What I think will happen this time around (and is quite possibly already priced into markets), is that the Fed will not act forcefully to reign in inflation. Unlike the 70s, the Fed simply has no reason to - in fact, it has every reason to let the genie out of the bottle and wish our debt away into a distant memory. To put this into my trampoline-speak from earlier this year, instead of getting off the trampoline and doing a proper inspection of the device, the Fed will opt for us to jump as high as we possibly can, hoping that this air-time will be enough to fix any problems they may find in the integrity of the trampoline, and also hoping that such a leap will not itself permanently damage the trampoline. Not too reassuring, but it is not like the public would care that much - all they want is for the party to begin anew, and to feel that rush from the upward surge into the air (just don't look down).

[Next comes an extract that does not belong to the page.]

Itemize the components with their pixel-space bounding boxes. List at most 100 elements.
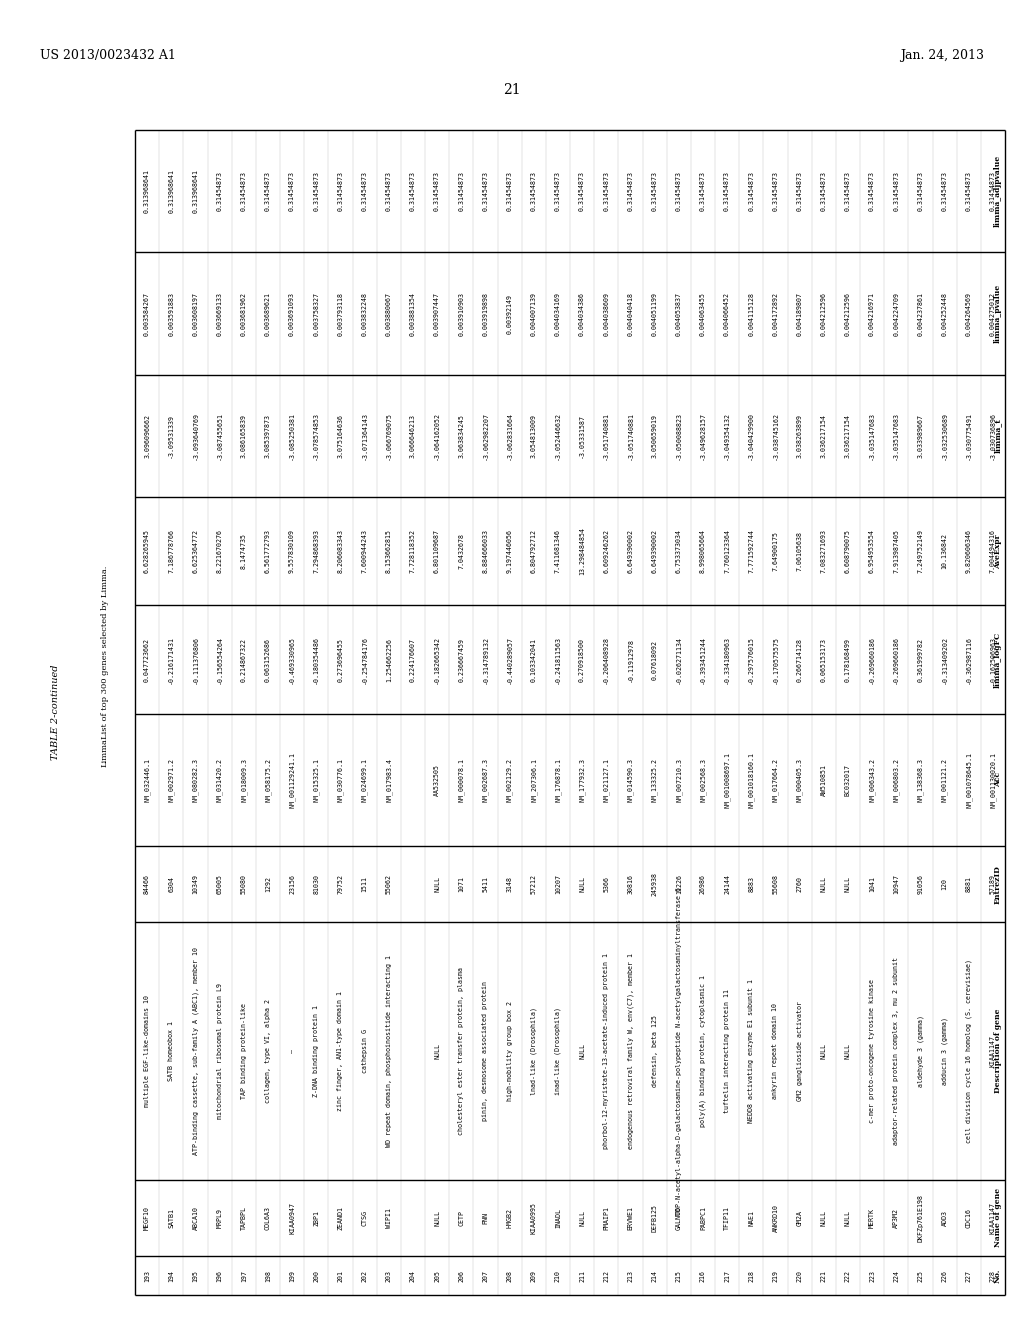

The result is that people like myself, looking at the depressing, horrifying spectacle of the grasshopper struggling in the winter, may be over-reacting in the marketplace. It's quite possible that shorts in this environment may get their rear ends handed to them as they correctly predict a 'new normal', except that nominally speaking, this 'new normal' may be accompanied by wage and asset inflation masking the effects. Winners in such a scenario would be holders of base commodities and non-dollar denominated assets (as the dollar gets decimated in the international currency markets due to this permissive debasement scenario from the Fed), and anyone who was mildly to strongly bullish on the US economy (nominally speaking). Losers would be anyone nominally shorting the market, as I have done recently to a small degree.
I'm not sure if I am simply relating common sense, or something more contrarian to common knowlegde, or if I am completely mistaken in my logic and reasoning. I had the urge to at least attempt to solidify a possible scenario that is contrary to the bearish views that I have come to accept, one reason being that the markets are indeed brushing away all bad news for seemingly no good reason. It could be that the nominal rises are simply that - inflation may end up making the waters rise for everyone.